ÇATIŞMA İPEK YOLUNA TAŞINIYOR
Son olarak Doğu’ya bakalım. İpek Yolu geleceğin projesi, İran da önemli bir durak. Eğer İran sokakları kasten kışkırtıldı ise, bu İpek Yolu’nun dinamitlenmesi mi demek?
İran değil Afganistan’da olayların karışıp kontrolden çıkacağı kanaatindeyim ben. DEAŞ’lı bir sürü aktör gibi John Bass’in de oraya gitmiş olması bunun bir sinyaliydi. İpek Yolu’nun Çin, Orta Asya, Pakistan, İran boyutu da var. O kadar kritik bir nokta ki. Hep öyle olmuştur. Suriye’deki DEAŞ’lıların ABD tarafından Afganistan’a taşındığı söylemi var. Öte yanda Rusya’nın Afganistan’da Taliban ile anlaştığı söylemi var. Beri yanda Pakistan’ın orada operasyonları var, artan gerilim var, McMaster’ın ABD’de kalacağına dair bir söylem var. Aslında Afganistan’daki gerilimin doğrudan İpek Yolu projesiyle ilgili olduğu görüyoruz. Çin’in önünü kesmek için yapılan bir operasyon. Aslında İpek Yolu’ndan en fazla istifade edecek üç ülke Çin, İran, Türkiye. Türkiye’ye Türk dünyası derinliğini kazandıran bir proje, yeni bir alan açacak. Avantajlıları dezavantajları var elbette ama Amerika’nın özellikle Çin’e yönelik olarak Afganistan’ı tıkayabileceğini öngörebiliriz. ABD zaten memnun değil İpek Yolu projesinden. Afganistan’da ki pozisyonunu değiştirmesini ben buna bağlıyorum. Orada büyük bir gerilim potansiyeli görüyorum. Trump’ın Pakistan’ı gündeme getirmesini şans eseri saymıyorum. Pakistan’ı istediği gibi kullanamıyor. Pakistan şuan Çin’le ciddi stratejik ilişkiler içinde. Çin de Afganistan’ı Pakistan üzerinden kontrol etmeye çalışıyor. Amerika’nın Afganistan’ı kontrol etmesini engelliyor. Oradan da büyük öfkesi var Amerika’nın. Ben çatışmanın Ortadoğu’dan Afganistan’a taşınacağı kanaatindeyim. Ortadoğu önemini kaybedip orası merkezileşecek. Çünkü ABD’nin yeni hedefi Çin. Yeni süper gücün dünyaya açılma alanı olan bir bölge orası ve orada bir çatışma potansiyeli görüyorum.
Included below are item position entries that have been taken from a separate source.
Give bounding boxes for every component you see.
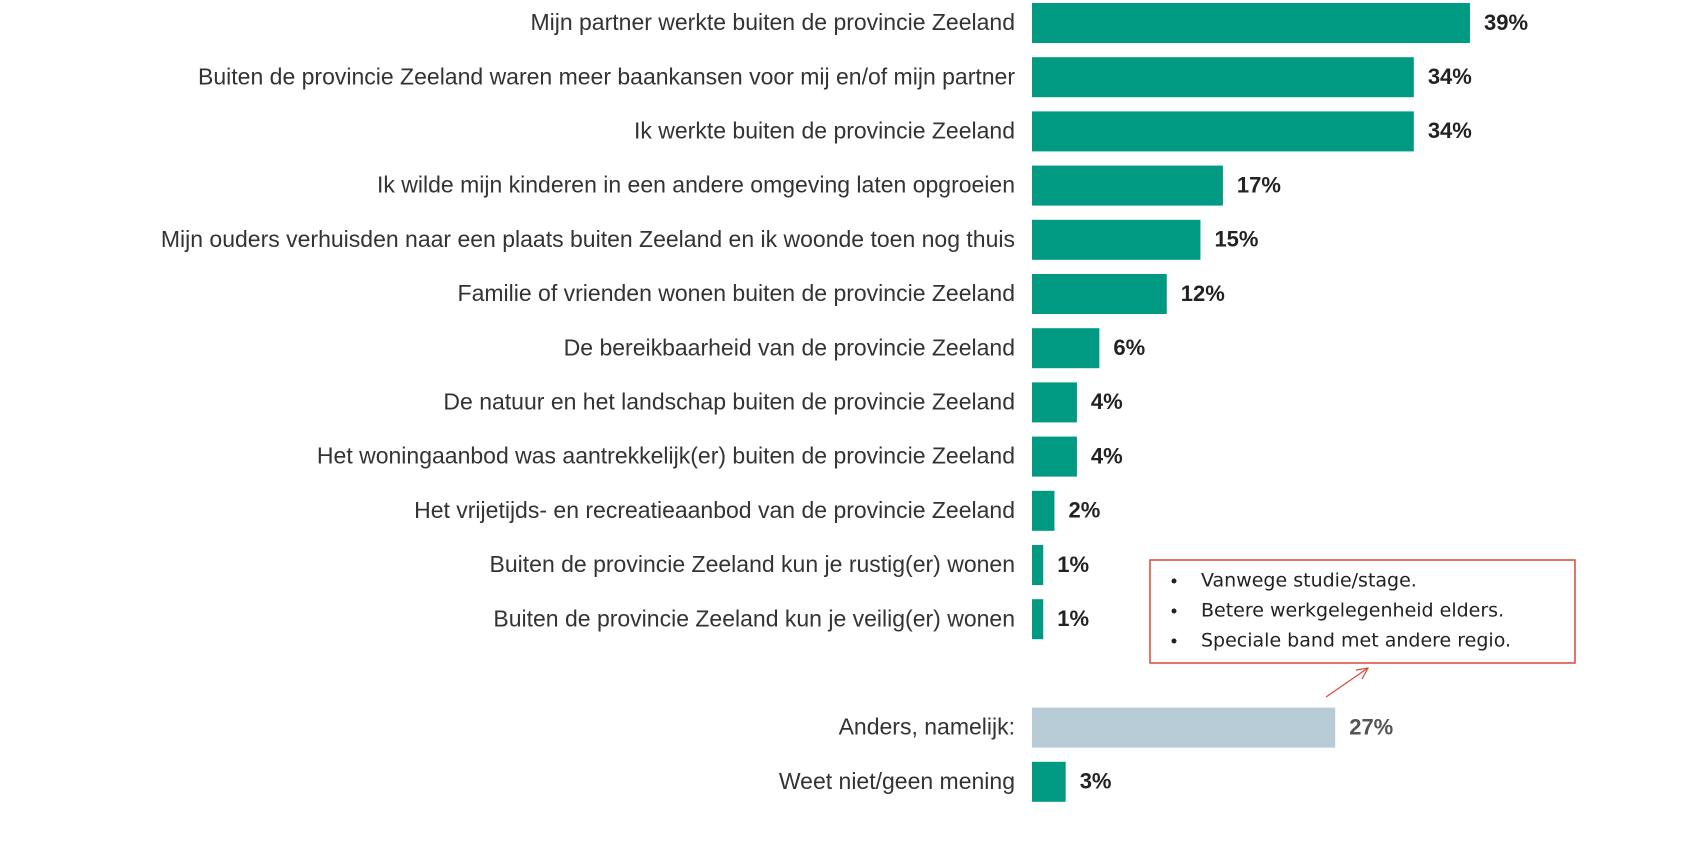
annotation-item: Speciale band met andere regio. — [1201, 630, 1511, 652]
value-label: 4% — [1091, 443, 1123, 468]
category-label: Buiten de provincie Zeeland kun je veili… — [493, 605, 1015, 631]
bar — [1032, 3, 1470, 43]
annotation-box — [1149, 559, 1576, 664]
value-label: 1% — [1057, 606, 1089, 631]
category-label: Familie of vrienden wonen buiten de prov… — [458, 280, 1015, 306]
value-label: 6% — [1113, 335, 1145, 360]
value-label: 27% — [1349, 714, 1393, 739]
category-label: Het woningaanbod was aantrekkelijk(er) b… — [317, 443, 1015, 469]
category-label: Ik werkte buiten de provincie Zeeland — [634, 117, 1015, 143]
value-label: 3% — [1080, 769, 1112, 794]
value-label: 17% — [1237, 172, 1281, 197]
category-label: Buiten de provincie Zeeland kun je rusti… — [490, 551, 1015, 577]
bullet — [1171, 638, 1177, 644]
bar — [1032, 545, 1044, 585]
bar — [1032, 328, 1100, 369]
value-label: 2% — [1068, 498, 1100, 523]
annotation-arrowhead — [1355, 667, 1370, 680]
annotation-arrow — [1325, 667, 1369, 698]
category-label: Mijn ouders verhuisden naar een plaats b… — [161, 226, 1015, 252]
category-label: Weet niet/geen mening — [779, 768, 1015, 794]
category-label: De natuur en het landschap buiten de pro… — [443, 388, 1015, 414]
category-label: Anders, namelijk: — [839, 714, 1015, 740]
value-label: 15% — [1214, 227, 1258, 252]
bar — [1032, 490, 1055, 531]
bar — [1032, 219, 1201, 260]
category-label: Buiten de provincie Zeeland waren meer b… — [198, 63, 1015, 89]
bar — [1032, 274, 1167, 314]
value-label: 34% — [1428, 64, 1472, 89]
bar — [1032, 57, 1414, 98]
bar — [1032, 165, 1223, 206]
annotation-item: Betere werkgelegenheid elders. — [1201, 600, 1504, 622]
bullet — [1171, 608, 1177, 614]
bar — [1032, 111, 1414, 152]
value-label: 4% — [1091, 389, 1123, 414]
value-label: 1% — [1057, 552, 1089, 577]
category-label: Het vrijetijds- en recreatieaanbod van d… — [414, 497, 1015, 523]
value-label: 39% — [1484, 10, 1528, 35]
value-label: 12% — [1181, 281, 1225, 306]
bar — [1032, 599, 1044, 640]
bar — [1032, 436, 1077, 477]
category-label: Mijn partner werkte buiten de provincie … — [530, 9, 1015, 35]
bar — [1032, 761, 1066, 802]
bar — [1032, 707, 1336, 748]
category-label: De bereikbaarheid van de provincie Zeela… — [564, 334, 1015, 360]
bullet — [1171, 578, 1177, 584]
category-label: Ik wilde mijn kinderen in een andere omg… — [377, 172, 1015, 198]
bar — [1032, 382, 1077, 423]
value-label: 34% — [1428, 118, 1472, 143]
annotation-item: Vanwege studie/stage. — [1201, 570, 1417, 592]
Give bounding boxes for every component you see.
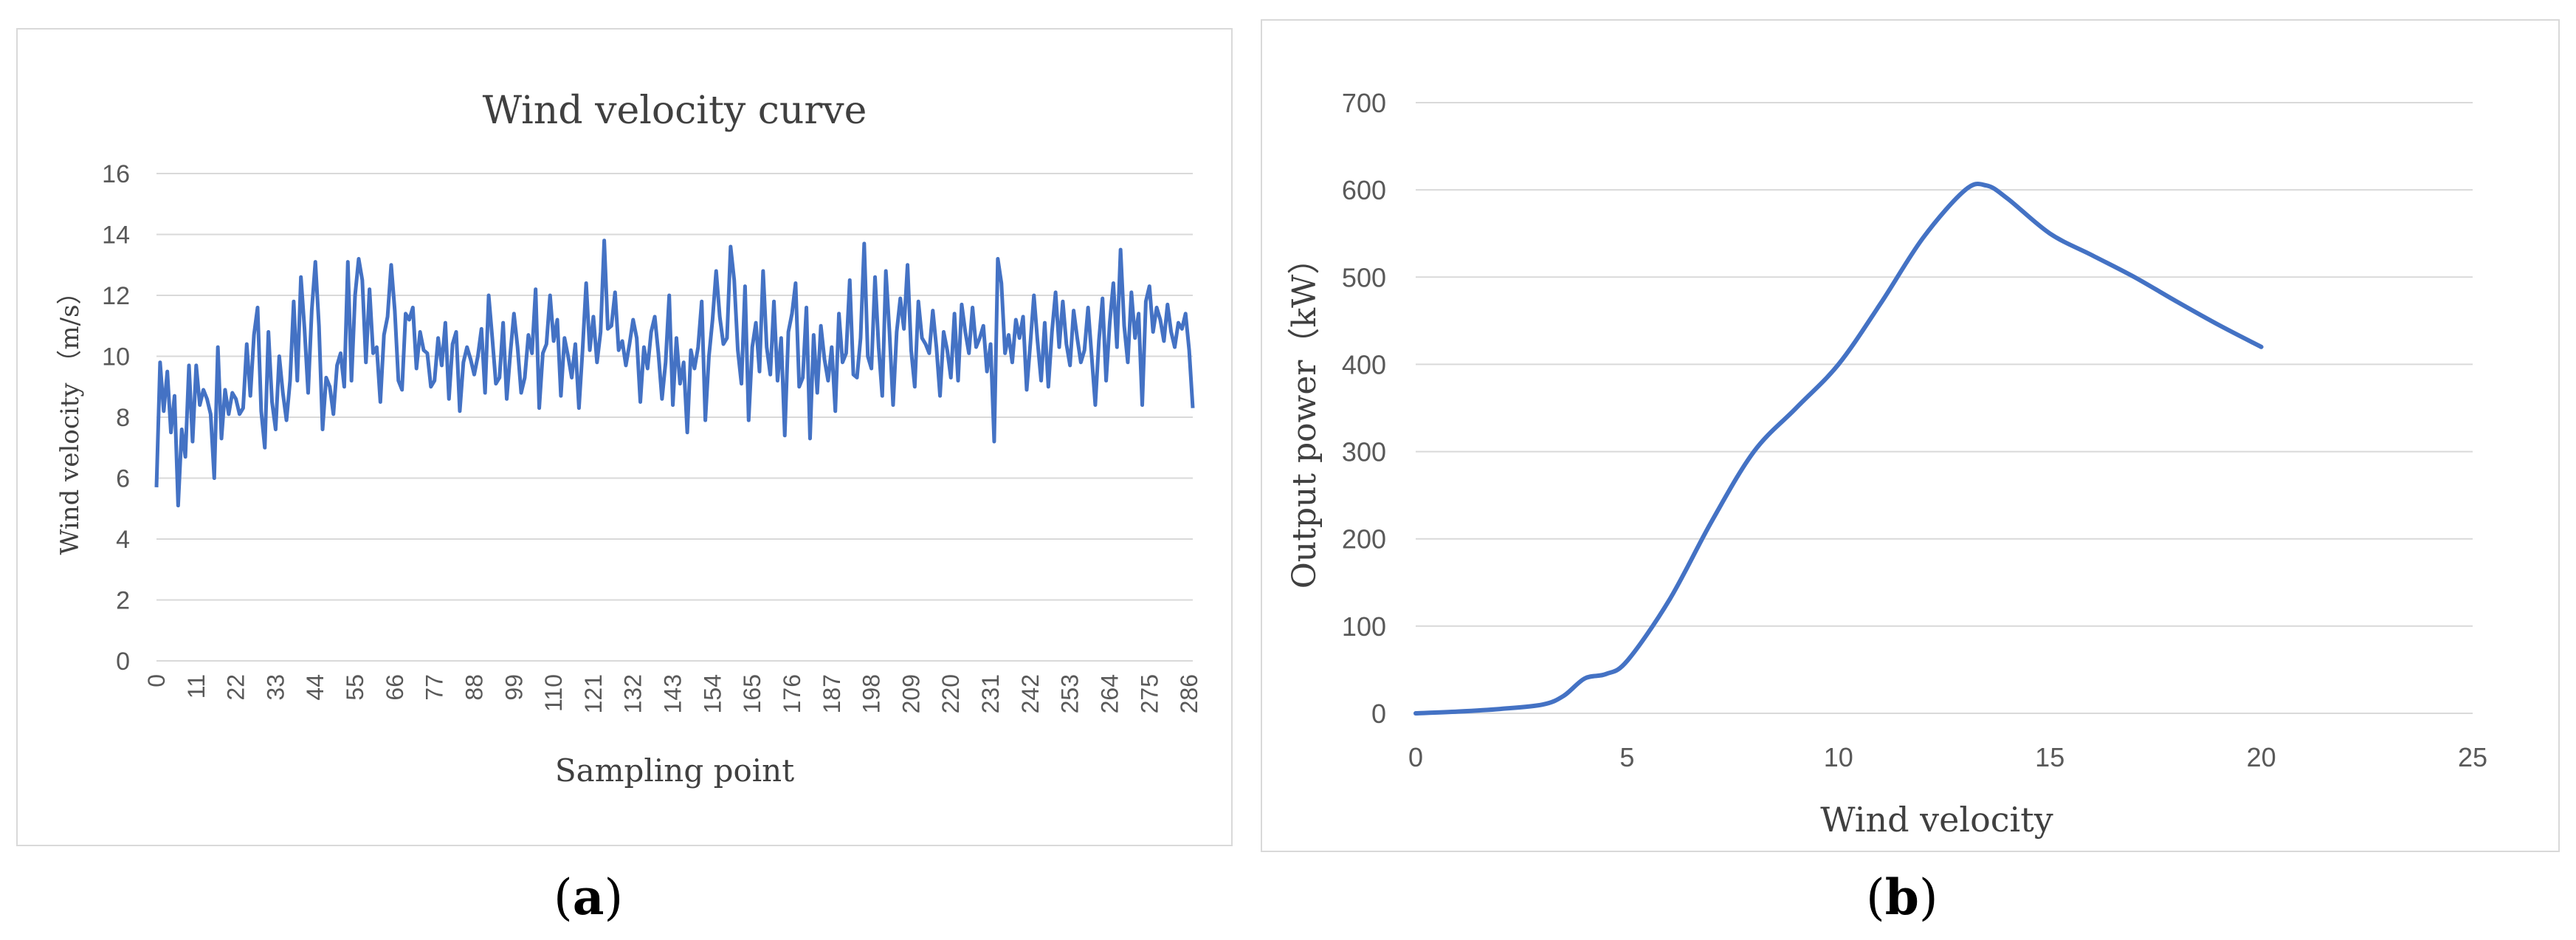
- chart-title: Wind velocity curve: [483, 89, 867, 133]
- wind-velocity-chart: 0 2 4 6 8 10 12 14 16 0 11 22 33 44 55 66 77 88 99 110 121 13…: [55, 89, 1202, 789]
- x-axis-label: Sampling point: [555, 752, 794, 789]
- caption-b-close: ): [1918, 869, 1938, 926]
- x-tick-label: 286: [1176, 674, 1202, 713]
- x-tick-label: 253: [1057, 674, 1084, 713]
- x-tick-label: 0: [1408, 742, 1423, 772]
- y-tick-label: 6: [116, 465, 130, 493]
- x-tick-label: 264: [1096, 674, 1123, 713]
- caption-a: (a): [554, 868, 623, 926]
- y-tick-label: 300: [1342, 437, 1386, 467]
- caption-a-close: ): [604, 869, 624, 926]
- chart-panel-a: 0 2 4 6 8 10 12 14 16 0 11 22 33 44 55 66 77 88 99 110 121 13…: [16, 28, 1233, 846]
- y-tick-label: 2: [116, 587, 130, 615]
- x-tick-label: 88: [461, 674, 487, 701]
- y-tick-label: 0: [116, 648, 130, 676]
- x-axis-label: Wind velocity: [1820, 800, 2053, 840]
- y-tick-label: 0: [1371, 699, 1386, 729]
- x-tick-label: 220: [937, 674, 964, 713]
- x-tick-label: 0: [143, 674, 170, 687]
- x-tick-label: 44: [302, 674, 328, 701]
- caption-a-open: (: [554, 869, 573, 926]
- series-line: [154, 239, 1195, 508]
- x-tick-label: 110: [540, 674, 567, 712]
- y-tick-label: 4: [116, 526, 130, 554]
- power-curve-chart: 0 100 200 300 400 500 600 700 0 5 10 15 20 25 Wind vel…: [1286, 88, 2487, 840]
- y-tick-label: 200: [1342, 524, 1386, 555]
- x-tick-label: 242: [1017, 674, 1044, 713]
- x-tick-label: 275: [1136, 674, 1163, 713]
- x-tick-label: 66: [382, 674, 408, 701]
- x-tick-label: 99: [500, 674, 527, 701]
- x-tick-label: 198: [858, 674, 885, 713]
- x-tick-label: 132: [620, 674, 647, 713]
- y-tick-label: 10: [102, 343, 130, 371]
- x-tick-label: 143: [660, 674, 686, 713]
- caption-b-open: (: [1866, 869, 1885, 926]
- x-tick-label: 187: [819, 674, 845, 713]
- x-tick-label: 231: [977, 674, 1004, 713]
- y-tick-label: 16: [102, 160, 130, 188]
- power-curve-line: [1413, 182, 2264, 716]
- caption-a-letter: a: [572, 868, 605, 926]
- x-tick-label: 11: [183, 674, 210, 699]
- caption-b: (b): [1866, 868, 1938, 926]
- chart-panel-b: 0 100 200 300 400 500 600 700 0 5 10 15 20 25 Wind vel…: [1261, 19, 2560, 852]
- x-tick-label: 25: [2458, 742, 2487, 772]
- y-tick-label: 500: [1342, 262, 1386, 292]
- y-axis-label: Output power（kW）: [1286, 242, 1323, 589]
- caption-b-letter: b: [1884, 868, 1919, 926]
- x-tick-label: 33: [262, 674, 289, 701]
- x-tick-label: 154: [699, 674, 726, 713]
- x-tick-label: 121: [580, 674, 607, 713]
- x-tick-label: 209: [898, 674, 924, 713]
- y-tick-label: 8: [116, 404, 130, 432]
- x-tick-label: 5: [1619, 742, 1634, 772]
- x-tick-label: 55: [342, 674, 368, 701]
- y-axis-label: Wind velocity （m/s）: [55, 279, 85, 555]
- y-tick-label: 400: [1342, 349, 1386, 380]
- x-tick-label: 176: [779, 674, 805, 713]
- x-tick-label: 15: [2035, 742, 2064, 772]
- y-tick-label: 100: [1342, 611, 1386, 642]
- y-tick-label: 14: [102, 222, 130, 250]
- x-tick-label: 77: [421, 674, 448, 701]
- x-tick-label: 165: [739, 674, 765, 713]
- x-tick-label: 10: [1824, 742, 1853, 772]
- y-tick-label: 12: [102, 282, 130, 310]
- x-tick-label: 20: [2247, 742, 2276, 772]
- y-tick-label: 700: [1342, 88, 1386, 118]
- y-tick-label: 600: [1342, 175, 1386, 205]
- x-tick-label: 22: [223, 674, 249, 701]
ABD BASKILARI ARTIRACAK MI?
2019’a giderken iç siyasette çalkalanmalar ittifak alametleri belirdi. ABD, AB kaynaklı dış baskı da sürüyor. Ne bekliyorsunuz?
2019’a giderken Amerika’nın baskılarını farklı şekillerde artıracağı kanaatindeyim. Ekonomik baskılar, diplomaside restleşmeler gündeme gelebilir. Türkiye’den hoşnut değiller ama doğrudan karşılarına almak da istemiyorlar. Hatta yeni ulusal güvenlik stratejisinde Türkiye’den neredeyse hiç bahsedilmiyor. Bir yanda dostlar bir yanda düşmanlar var. Türkiye ne dost ne düşman. Bu kaygı verici bir durum. ABD’lilerin de kafası karışık. Türkiye’yi yanımıza alalım diyenler de var, Erdoğan olduğu sürece anlaşamayız diyenler de.